The airstrikes targeted convoys of rebel reinforcements at the northern entrance to Hodeida and south of the city, which is held by Iran-aligned Huthi insurgents, the officials told AFP.
The raids came alongside sporadic firefights on the eastern and southern edges of the port city, a resident told AFP.
The renewed violence came after U.N. envoy Martin Griffiths visited Hodeida on Friday to assess the humanitarian situation ahead of peace talks between Yemen's coalition-backed government and the rebels set to take place in Sweden in December.
Rebel spokesman Mohammed Abdessalam said on Twitter there had been "35 air raids over the last 12 hours on Hodeida, accompanied by artillery bombardments."
No reports of casualties were immediately available for the air raids and the fighting.
Under heavy international pressure, the Yemeni government and the coalition had until Sunday largely suspended a five-month offensive against the port city.
Fighting had intensified in early November as Yemeni forces backed by the coalition attempted to enter Hodeida, but calm returned after Griffiths arrived in Yemen on Wednesday.
After visiting Hodeida on Friday, Griffiths on Saturday met Mohammed Ali al-Huthi, head of the Huthi rebels' Higher Revolutionary Committee, in the insurgent-held capital Sanaa.
The U.N. envoy is due to hold talks with Yemen's internationally recognized government in the Saudi capital Riyadh on Monday, according to a U.N. source.

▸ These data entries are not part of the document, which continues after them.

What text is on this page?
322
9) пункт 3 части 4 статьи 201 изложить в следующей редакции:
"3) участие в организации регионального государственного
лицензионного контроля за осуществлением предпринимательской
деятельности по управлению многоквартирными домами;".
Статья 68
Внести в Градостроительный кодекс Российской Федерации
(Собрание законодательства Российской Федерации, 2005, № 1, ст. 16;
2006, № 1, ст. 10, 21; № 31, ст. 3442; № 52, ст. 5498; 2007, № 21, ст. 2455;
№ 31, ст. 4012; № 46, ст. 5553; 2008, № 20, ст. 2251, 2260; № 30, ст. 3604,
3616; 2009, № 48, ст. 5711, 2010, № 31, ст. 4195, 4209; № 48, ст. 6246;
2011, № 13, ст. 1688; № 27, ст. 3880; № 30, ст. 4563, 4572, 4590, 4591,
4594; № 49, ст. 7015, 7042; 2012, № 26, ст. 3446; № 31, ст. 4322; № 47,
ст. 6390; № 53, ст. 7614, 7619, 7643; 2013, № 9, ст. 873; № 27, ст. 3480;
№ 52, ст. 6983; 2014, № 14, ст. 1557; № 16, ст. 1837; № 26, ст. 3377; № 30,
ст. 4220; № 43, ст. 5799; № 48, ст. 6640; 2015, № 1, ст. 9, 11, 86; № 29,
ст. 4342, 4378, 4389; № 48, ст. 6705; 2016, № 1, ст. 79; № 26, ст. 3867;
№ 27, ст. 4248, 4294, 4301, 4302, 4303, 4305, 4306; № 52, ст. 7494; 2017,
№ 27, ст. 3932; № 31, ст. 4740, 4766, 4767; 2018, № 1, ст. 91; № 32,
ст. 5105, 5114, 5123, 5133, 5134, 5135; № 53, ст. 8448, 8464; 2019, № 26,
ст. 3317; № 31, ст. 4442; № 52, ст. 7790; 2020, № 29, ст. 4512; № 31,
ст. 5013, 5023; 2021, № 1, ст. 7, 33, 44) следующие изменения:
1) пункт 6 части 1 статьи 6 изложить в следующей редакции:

U.N. agencies say up to 14 million Yemenis are at risk of starvation if fighting closes the city's port, from which nearly all imports and humanitarian aid pass.
According to U.N. figures, nearly 10,000 people have been killed since the coalition joined the conflict in 2015 to reinforce the government, triggering what the U.N. calls the world's worst humanitarian crisis.
Rights groups fear the actual toll is far higher.